Rod Spackman, the plant's manager of public affairs and government, around 8 p.m. told Patch there had been no fire in the plant, however, El Segundo Fire Department Battalion Chief Breck Slover said there had been a "small ground fire" when cleaning fluid in drums was ignited.
Radio transmissions during the situation indicated a "top actually blew off" and power lines were down inside the refinery.
Slover said one of the processors "blew the top of the tower," causing a "dislodgement" that "knocked power lines down."
Spackman told Patch the plant "lost one gasoline process making unit" which resulted in a "pretty significant" flare-up that "obviously created quite a nuisance this evening."

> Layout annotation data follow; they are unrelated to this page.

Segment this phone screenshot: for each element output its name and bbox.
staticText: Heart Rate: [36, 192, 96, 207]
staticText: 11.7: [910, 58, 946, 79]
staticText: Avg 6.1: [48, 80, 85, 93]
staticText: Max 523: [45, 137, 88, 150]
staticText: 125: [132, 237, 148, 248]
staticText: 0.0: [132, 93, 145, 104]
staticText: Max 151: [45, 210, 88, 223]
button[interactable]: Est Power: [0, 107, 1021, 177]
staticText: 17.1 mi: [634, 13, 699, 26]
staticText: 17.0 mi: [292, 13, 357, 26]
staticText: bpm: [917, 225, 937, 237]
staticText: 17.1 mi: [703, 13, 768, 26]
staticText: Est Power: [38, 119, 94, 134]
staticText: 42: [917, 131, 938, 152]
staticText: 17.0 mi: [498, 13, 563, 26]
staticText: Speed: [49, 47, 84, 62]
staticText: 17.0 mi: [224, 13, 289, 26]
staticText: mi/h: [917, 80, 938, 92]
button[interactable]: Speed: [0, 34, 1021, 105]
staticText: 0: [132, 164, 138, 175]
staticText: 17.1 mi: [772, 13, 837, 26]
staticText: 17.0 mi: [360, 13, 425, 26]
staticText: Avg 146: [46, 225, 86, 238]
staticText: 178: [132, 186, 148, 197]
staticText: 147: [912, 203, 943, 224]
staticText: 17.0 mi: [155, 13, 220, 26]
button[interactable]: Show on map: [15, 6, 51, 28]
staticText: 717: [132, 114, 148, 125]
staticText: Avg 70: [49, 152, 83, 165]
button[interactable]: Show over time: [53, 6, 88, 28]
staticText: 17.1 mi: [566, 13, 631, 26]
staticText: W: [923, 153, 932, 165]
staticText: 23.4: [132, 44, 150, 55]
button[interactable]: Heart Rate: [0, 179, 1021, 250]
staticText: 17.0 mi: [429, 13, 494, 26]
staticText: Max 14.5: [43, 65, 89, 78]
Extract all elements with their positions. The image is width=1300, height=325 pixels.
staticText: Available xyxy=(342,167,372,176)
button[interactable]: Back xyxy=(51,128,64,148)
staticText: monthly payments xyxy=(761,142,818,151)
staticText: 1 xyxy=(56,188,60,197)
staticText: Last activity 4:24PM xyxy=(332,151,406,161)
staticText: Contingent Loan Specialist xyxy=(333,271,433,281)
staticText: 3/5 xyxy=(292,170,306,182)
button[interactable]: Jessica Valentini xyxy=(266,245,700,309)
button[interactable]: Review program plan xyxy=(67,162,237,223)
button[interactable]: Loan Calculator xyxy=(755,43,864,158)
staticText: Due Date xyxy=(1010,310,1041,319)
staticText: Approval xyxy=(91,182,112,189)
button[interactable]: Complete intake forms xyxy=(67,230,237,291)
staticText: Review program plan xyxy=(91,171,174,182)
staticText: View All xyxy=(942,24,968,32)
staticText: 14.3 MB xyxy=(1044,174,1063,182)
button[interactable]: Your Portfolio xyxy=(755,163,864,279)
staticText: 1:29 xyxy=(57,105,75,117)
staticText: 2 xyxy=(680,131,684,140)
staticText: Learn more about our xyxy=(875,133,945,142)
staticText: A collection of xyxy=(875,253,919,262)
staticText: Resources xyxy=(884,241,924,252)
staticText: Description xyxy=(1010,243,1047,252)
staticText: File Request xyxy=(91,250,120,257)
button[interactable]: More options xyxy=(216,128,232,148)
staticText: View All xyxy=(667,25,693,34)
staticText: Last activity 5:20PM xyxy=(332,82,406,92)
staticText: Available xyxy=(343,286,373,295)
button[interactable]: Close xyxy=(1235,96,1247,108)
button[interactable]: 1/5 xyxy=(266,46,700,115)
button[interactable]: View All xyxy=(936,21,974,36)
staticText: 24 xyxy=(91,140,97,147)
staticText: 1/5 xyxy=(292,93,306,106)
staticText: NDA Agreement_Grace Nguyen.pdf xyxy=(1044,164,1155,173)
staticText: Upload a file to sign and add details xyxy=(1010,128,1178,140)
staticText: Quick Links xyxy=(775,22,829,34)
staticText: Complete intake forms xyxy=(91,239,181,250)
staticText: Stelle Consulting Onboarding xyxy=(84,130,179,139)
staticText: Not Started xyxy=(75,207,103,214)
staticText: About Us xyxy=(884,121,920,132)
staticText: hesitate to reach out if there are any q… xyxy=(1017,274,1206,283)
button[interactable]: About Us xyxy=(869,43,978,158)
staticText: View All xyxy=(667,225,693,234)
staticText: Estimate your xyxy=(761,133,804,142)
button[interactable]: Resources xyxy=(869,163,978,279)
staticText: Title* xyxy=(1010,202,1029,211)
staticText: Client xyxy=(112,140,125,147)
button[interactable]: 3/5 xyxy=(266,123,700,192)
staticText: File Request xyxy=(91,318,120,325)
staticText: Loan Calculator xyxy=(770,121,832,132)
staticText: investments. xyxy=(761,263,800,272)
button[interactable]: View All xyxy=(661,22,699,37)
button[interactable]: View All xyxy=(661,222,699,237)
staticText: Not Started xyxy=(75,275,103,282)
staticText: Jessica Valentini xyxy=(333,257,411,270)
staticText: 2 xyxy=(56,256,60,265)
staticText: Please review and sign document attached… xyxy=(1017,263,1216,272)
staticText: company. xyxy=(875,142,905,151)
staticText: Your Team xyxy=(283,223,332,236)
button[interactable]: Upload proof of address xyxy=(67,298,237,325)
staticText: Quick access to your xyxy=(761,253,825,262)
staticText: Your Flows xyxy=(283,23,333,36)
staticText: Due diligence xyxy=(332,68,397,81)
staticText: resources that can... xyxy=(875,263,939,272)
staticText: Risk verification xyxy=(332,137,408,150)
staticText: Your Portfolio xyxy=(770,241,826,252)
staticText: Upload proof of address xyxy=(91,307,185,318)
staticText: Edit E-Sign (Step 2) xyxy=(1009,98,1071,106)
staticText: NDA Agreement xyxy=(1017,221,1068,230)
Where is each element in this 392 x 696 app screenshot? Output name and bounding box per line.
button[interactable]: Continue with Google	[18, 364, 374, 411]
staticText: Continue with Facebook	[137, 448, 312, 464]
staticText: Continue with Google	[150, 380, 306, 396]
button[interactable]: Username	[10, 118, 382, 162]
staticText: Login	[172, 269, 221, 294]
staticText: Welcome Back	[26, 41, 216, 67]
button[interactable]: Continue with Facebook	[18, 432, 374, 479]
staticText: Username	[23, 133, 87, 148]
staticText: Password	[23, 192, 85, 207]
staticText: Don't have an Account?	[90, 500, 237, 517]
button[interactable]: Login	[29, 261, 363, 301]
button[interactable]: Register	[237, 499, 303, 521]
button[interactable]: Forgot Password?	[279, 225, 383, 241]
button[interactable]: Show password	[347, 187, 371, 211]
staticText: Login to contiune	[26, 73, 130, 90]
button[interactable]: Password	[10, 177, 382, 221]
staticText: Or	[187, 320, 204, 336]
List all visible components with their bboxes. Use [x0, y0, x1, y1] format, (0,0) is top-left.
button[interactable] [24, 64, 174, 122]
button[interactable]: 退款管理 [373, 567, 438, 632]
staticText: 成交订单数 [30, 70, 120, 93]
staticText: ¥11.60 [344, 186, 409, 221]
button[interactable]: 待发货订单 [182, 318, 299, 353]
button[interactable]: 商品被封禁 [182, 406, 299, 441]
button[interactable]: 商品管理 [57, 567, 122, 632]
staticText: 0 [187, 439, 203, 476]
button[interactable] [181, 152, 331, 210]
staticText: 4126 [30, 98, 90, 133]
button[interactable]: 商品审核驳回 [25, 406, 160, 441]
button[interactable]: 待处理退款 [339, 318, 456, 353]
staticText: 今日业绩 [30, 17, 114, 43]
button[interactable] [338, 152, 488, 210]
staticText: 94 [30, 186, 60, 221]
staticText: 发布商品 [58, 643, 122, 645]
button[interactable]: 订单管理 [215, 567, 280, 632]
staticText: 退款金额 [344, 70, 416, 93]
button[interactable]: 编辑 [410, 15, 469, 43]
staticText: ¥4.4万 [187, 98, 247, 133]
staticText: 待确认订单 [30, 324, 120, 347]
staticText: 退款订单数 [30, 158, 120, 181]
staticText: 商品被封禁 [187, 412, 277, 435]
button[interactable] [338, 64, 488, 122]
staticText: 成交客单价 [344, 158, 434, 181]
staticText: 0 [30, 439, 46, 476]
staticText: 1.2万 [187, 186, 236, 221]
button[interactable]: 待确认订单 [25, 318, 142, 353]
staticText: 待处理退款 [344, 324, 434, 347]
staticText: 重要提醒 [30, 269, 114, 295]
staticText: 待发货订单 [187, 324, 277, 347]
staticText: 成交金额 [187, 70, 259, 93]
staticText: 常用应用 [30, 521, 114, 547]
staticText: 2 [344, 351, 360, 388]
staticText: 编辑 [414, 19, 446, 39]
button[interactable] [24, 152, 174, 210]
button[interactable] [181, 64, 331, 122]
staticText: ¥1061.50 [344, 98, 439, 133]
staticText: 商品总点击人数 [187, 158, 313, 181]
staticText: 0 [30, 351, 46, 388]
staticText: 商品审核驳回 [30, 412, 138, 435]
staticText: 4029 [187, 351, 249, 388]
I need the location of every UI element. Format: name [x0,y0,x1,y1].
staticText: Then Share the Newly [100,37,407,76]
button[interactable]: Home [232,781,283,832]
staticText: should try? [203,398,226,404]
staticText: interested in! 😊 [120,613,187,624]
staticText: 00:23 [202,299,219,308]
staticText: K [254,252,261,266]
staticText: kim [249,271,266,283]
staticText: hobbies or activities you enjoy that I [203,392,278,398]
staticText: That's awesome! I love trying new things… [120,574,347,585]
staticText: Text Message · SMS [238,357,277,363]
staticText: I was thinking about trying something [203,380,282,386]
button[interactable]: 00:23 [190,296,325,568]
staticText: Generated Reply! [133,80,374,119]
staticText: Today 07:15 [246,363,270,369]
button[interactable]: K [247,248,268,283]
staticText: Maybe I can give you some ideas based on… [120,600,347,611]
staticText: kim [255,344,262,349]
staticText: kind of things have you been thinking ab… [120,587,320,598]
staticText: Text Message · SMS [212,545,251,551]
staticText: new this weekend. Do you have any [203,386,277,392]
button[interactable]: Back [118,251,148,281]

The "elevated safety flare" with a "significant amount of flaring" is "there to allow us to safetly depressure a plant," Spackman said.
Spackman said plant operators did not know if power lines had come down as reported on radio transmissions, but said a loss of power "may be part of why the unit came down." Plant officials expected to know if loss of power was a factor Monday morning.
According to Manhattan Beach Fire Department Battalion Chief Ken Shuck, Chevron "had some kind of plant disruption" and the "product had gone to flare."
Shuck said, "The whole flare process is their [Chevron's] built-in safety."
The woman who answered the phone on the Chevron 24-Hour Community Hotline reported receiving many phone calls about the situation, saying, "I'm not sure what is going on right now." She couldn't say whether or not the situation was a threat to public safety.
Craig told Patch the situation was not a threat to public safety.
Radio transmissions indicated Los Angeles County fire trucks were being dispatched to cover the two fire stations in El Segundo, presumably while those firefighters responded to the incident at Chevron.
ESFD's Slover said that had been the case and that the Manhattan Beach Fire Department and Los Angeles County units were called in to stage near or at the plant as well.
Manhattan Beach Police Department Watch Commander Sergeant Matt Sabosky said the flare was "burn off" and the flare-up was "a very routine thing that happens over there."
A call to El Segundo Fire Station #1 went unanswered during the incident but station personnel were later reachable by phone.
Both Chevron and ESFD reported no injuries.